Türkiye presents a striking paradox. A centralized health data infrastructure like e-Nabız, with more than 78 million active users, offers a starting advantage that is genuinely rare globally. Yet open, standardized access mechanisms that would allow startups to use this data directly do not yet exist. Türkiye's real competitive edge will come not from generating data, but from opening it to innovation in a secure and anonymized way. Early examples like Virasoft and Albert Health show this is achievable, but competing at global scale requires data access, capital, and clinical validation capacity to grow in parallel.

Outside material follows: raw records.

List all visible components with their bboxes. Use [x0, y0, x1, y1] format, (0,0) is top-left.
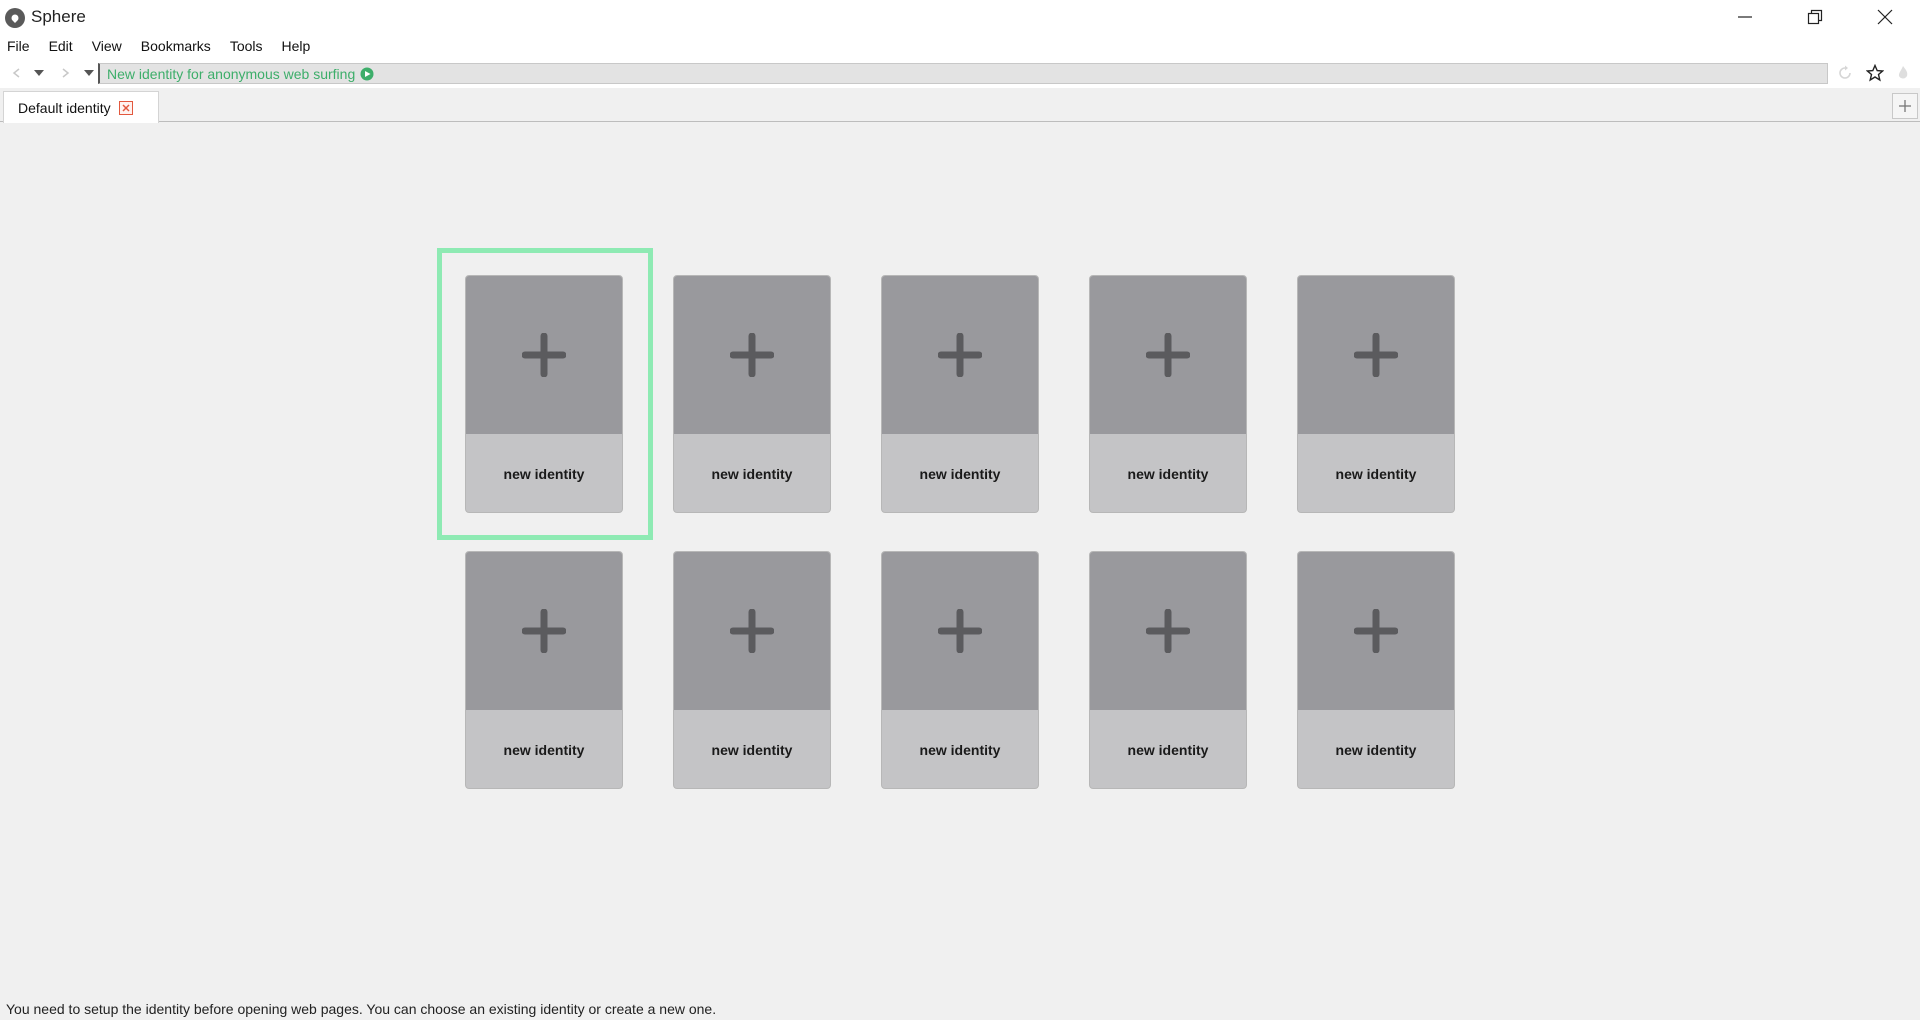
identity-card-image — [882, 552, 1038, 710]
identity-card-label: new identity — [711, 466, 793, 482]
back-arrow-icon — [12, 68, 20, 78]
play-icon[interactable] — [360, 67, 374, 81]
navigation-bar: New identity for anonymous web surfing — [0, 58, 1920, 88]
plus-icon — [938, 609, 982, 653]
menu-edit[interactable]: Edit — [47, 38, 75, 54]
forward-button[interactable] — [54, 62, 76, 84]
plus-icon — [1354, 333, 1398, 377]
chevron-down-icon — [84, 70, 94, 76]
forward-arrow-icon — [62, 68, 70, 78]
menu-bar: File Edit View Bookmarks Tools Help — [0, 34, 1920, 58]
tab-bar: Default identity — [0, 88, 1920, 123]
menu-help[interactable]: Help — [280, 38, 313, 54]
reload-icon — [1839, 65, 1851, 79]
toolbar-right — [1834, 58, 1920, 88]
identity-card-label: new identity — [919, 466, 1001, 482]
minimize-button[interactable] — [1710, 0, 1780, 34]
address-bar-text: New identity for anonymous web surfing — [107, 65, 356, 82]
sphere-logo-icon — [5, 8, 25, 28]
close-button[interactable] — [1850, 0, 1920, 34]
window-title: Sphere — [31, 7, 86, 26]
identity-card-image — [1090, 276, 1246, 434]
identity-card-image — [466, 276, 622, 434]
restore-button[interactable] — [1780, 0, 1850, 34]
plus-icon — [730, 609, 774, 653]
star-icon — [1866, 64, 1884, 82]
identity-card[interactable]: new identity — [881, 551, 1039, 789]
window-controls — [1710, 0, 1920, 34]
identity-selection-area: new identity new identity new identity new … — [0, 123, 1920, 983]
plus-icon — [1354, 609, 1398, 653]
identity-card[interactable]: new identity — [673, 275, 831, 513]
fire-icon — [1898, 66, 1908, 79]
menu-view[interactable]: View — [90, 38, 124, 54]
minimize-icon — [1738, 16, 1752, 18]
status-bar: You need to setup the identity before op… — [0, 997, 1920, 1020]
identity-card-image — [466, 552, 622, 710]
identity-card-image — [1298, 552, 1454, 710]
address-bar[interactable]: New identity for anonymous web surfing — [98, 63, 1828, 84]
menu-bookmarks[interactable]: Bookmarks — [139, 38, 213, 54]
bookmark-button[interactable] — [1864, 62, 1886, 84]
identity-card-label: new identity — [1335, 466, 1417, 482]
identity-card-label: new identity — [1127, 742, 1209, 758]
menu-tools[interactable]: Tools — [228, 38, 265, 54]
title-bar: Sphere — [0, 0, 1920, 34]
identity-card-label: new identity — [711, 742, 793, 758]
identity-card[interactable]: new identity — [673, 551, 831, 789]
identity-card-image — [674, 276, 830, 434]
identity-card[interactable]: new identity — [1089, 275, 1247, 513]
plus-icon — [522, 609, 566, 653]
plus-icon — [730, 333, 774, 377]
tab-label: Default identity — [18, 99, 111, 116]
identity-card-label: new identity — [1127, 466, 1209, 482]
identity-card-label: new identity — [1335, 742, 1417, 758]
chevron-down-icon — [34, 70, 44, 76]
plus-icon — [1146, 609, 1190, 653]
plus-icon — [1899, 100, 1911, 112]
identity-card-label: new identity — [503, 466, 585, 482]
tab-default-identity[interactable]: Default identity — [3, 91, 159, 123]
identity-card-image — [882, 276, 1038, 434]
back-button[interactable] — [6, 62, 28, 84]
identity-card[interactable]: new identity — [881, 275, 1039, 513]
plus-icon — [522, 333, 566, 377]
identity-card-image — [674, 552, 830, 710]
menu-file[interactable]: File — [5, 38, 32, 54]
new-tab-button[interactable] — [1892, 93, 1918, 119]
forward-history-dropdown[interactable] — [78, 62, 100, 84]
close-icon — [1877, 9, 1893, 25]
identity-card[interactable]: new identity — [1297, 551, 1455, 789]
plugin-button[interactable] — [1892, 62, 1914, 84]
identity-card-image — [1298, 276, 1454, 434]
identity-card[interactable]: new identity — [465, 275, 623, 513]
plus-icon — [1146, 333, 1190, 377]
reload-button[interactable] — [1834, 62, 1856, 84]
identity-card[interactable]: new identity — [465, 551, 623, 789]
close-icon — [122, 103, 130, 112]
identity-card-image — [1090, 552, 1246, 710]
back-history-dropdown[interactable] — [28, 62, 50, 84]
identity-card-label: new identity — [503, 742, 585, 758]
identity-card-label: new identity — [919, 742, 1001, 758]
plus-icon — [938, 333, 982, 377]
identity-card[interactable]: new identity — [1297, 275, 1455, 513]
tab-close-button[interactable] — [118, 100, 133, 115]
status-message: You need to setup the identity before op… — [6, 1000, 717, 1017]
restore-icon — [1807, 9, 1823, 25]
identity-card[interactable]: new identity — [1089, 551, 1247, 789]
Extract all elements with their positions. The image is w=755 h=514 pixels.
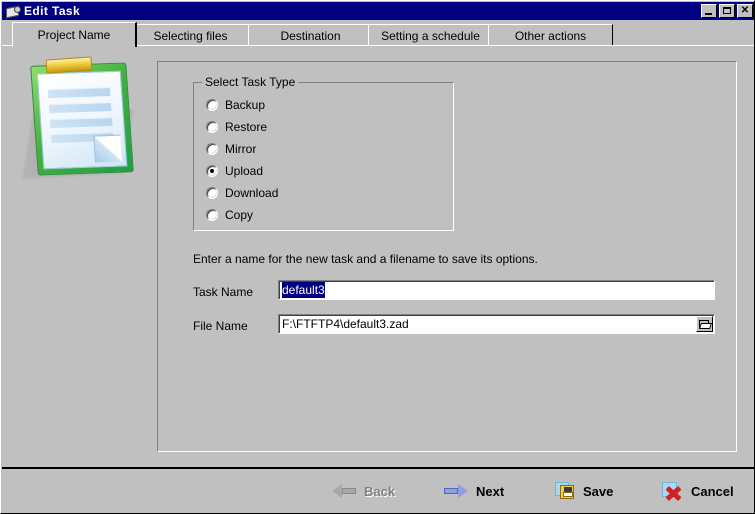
radio-mirror[interactable]: Mirror: [206, 141, 256, 157]
title-bar: Edit Task ✕: [2, 2, 754, 20]
back-button: Back: [332, 477, 395, 505]
tab-selecting-files[interactable]: Selecting files: [128, 24, 253, 46]
tab-setting-a-schedule[interactable]: Setting a schedule: [368, 24, 493, 46]
radio-copy[interactable]: Copy: [206, 207, 253, 223]
file-name-value: F:\FTFTP4\default3.zad: [282, 317, 409, 331]
tab-label: Destination: [280, 28, 341, 43]
task-name-input[interactable]: default3: [278, 280, 715, 300]
task-name-label: Task Name: [193, 285, 254, 299]
radio-label: Mirror: [225, 142, 257, 156]
radio-indicator-icon[interactable]: [206, 121, 218, 133]
tab-label: Other actions: [514, 28, 587, 43]
tab-destination[interactable]: Destination: [248, 24, 373, 46]
floppy-disk-icon: [555, 482, 575, 500]
arrow-left-icon: [332, 484, 356, 498]
open-folder-icon: [698, 319, 712, 329]
select-task-type-group: Select Task Type Backup Restore Mirror Uplo…: [193, 76, 454, 231]
file-name-input[interactable]: F:\FTFTP4\default3.zad: [278, 314, 715, 334]
radio-upload[interactable]: Upload: [206, 163, 263, 179]
radio-label: Download: [225, 186, 279, 200]
radio-restore[interactable]: Restore: [206, 119, 267, 135]
radio-indicator-icon[interactable]: [206, 165, 218, 177]
arrow-right-icon: [444, 484, 468, 498]
clipboard-icon: [20, 56, 148, 180]
tab-label: Selecting files: [153, 28, 228, 43]
radio-indicator-icon[interactable]: [206, 209, 218, 221]
footer-button-label: Back: [364, 483, 396, 499]
window-controls: ✕: [701, 4, 753, 18]
edit-task-window: Edit Task ✕ Project Name Selecting files D…: [0, 0, 755, 514]
project-name-panel: Select Task Type Backup Restore Mirror Uplo…: [157, 61, 737, 452]
tab-label: Setting a schedule: [381, 28, 480, 43]
browse-file-button[interactable]: [696, 316, 713, 332]
save-button[interactable]: Save: [555, 477, 613, 505]
group-title: Select Task Type: [202, 76, 299, 88]
footer-button-label: Cancel: [691, 483, 734, 499]
footer-button-label: Save: [583, 483, 614, 499]
cancel-button[interactable]: Cancel: [662, 477, 734, 505]
footer-button-label: Next: [476, 483, 505, 499]
maximize-button[interactable]: [719, 4, 735, 18]
tab-other-actions[interactable]: Other actions: [488, 24, 613, 46]
radio-indicator-icon[interactable]: [206, 99, 218, 111]
task-name-value: default3: [282, 282, 325, 298]
radio-label: Upload: [225, 164, 264, 178]
radio-label: Restore: [225, 120, 268, 134]
close-icon: ✕: [740, 5, 750, 16]
tab-strip: Project Name Selecting files Destination Se…: [2, 20, 754, 47]
radio-download[interactable]: Download: [206, 185, 278, 201]
radio-backup[interactable]: Backup: [206, 97, 265, 113]
radio-indicator-icon[interactable]: [206, 187, 218, 199]
tab-label: Project Name: [37, 28, 111, 42]
radio-indicator-icon[interactable]: [206, 143, 218, 155]
close-button[interactable]: ✕: [737, 4, 753, 18]
delete-x-icon: [662, 482, 683, 502]
tab-project-name[interactable]: Project Name: [12, 22, 137, 47]
radio-label: Copy: [225, 208, 254, 222]
file-name-label: File Name: [193, 319, 248, 333]
tab-content-project-name: Select Task Type Backup Restore Mirror Uplo…: [2, 45, 754, 467]
radio-label: Backup: [225, 98, 266, 112]
wizard-footer: Back Next Save Cancel: [2, 467, 754, 513]
minimize-button[interactable]: [701, 4, 717, 18]
camera-icon: [5, 4, 21, 19]
window-title: Edit Task: [24, 4, 81, 18]
instruction-text: Enter a name for the new task and a file…: [193, 252, 538, 266]
next-button[interactable]: Next: [444, 477, 504, 505]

Applying AI in healthcare, where the margin for error approaches zero, is among the most demanding challenges across any sector, given the regulatory intensity, the conservatism of buyers, and the requirement for clinical evidence. Scaling the sector requires three structural steps: national data infrastructures that enable safe and standardized access to quality clinical data; reimbursement frameworks that accelerate the integration of AI-based products into insurance systems; and the expansion of joint approval processes between authorities such as the FDA and EMA. For startups, the real bottleneck is not building a good product. It is feeding it with data, proving it works, and getting it in front of doctors and patients.
Perhaps the strongest signal of all: hospitals, among the most conservative institutions on earth, are now signing five-year exclusive agreements with AI companies. Healthcare is, in the simplest terms, the world's largest sector and the one that has preserved its inefficiency the longest. As long as those two facts coexist, there is no obvious reason for the opportunity to run dry. At Boğaziçi Ventures, we believe this transformation will only accelerate, and that AI in healthcare will produce one of the most enduring breakthroughs of the next decade.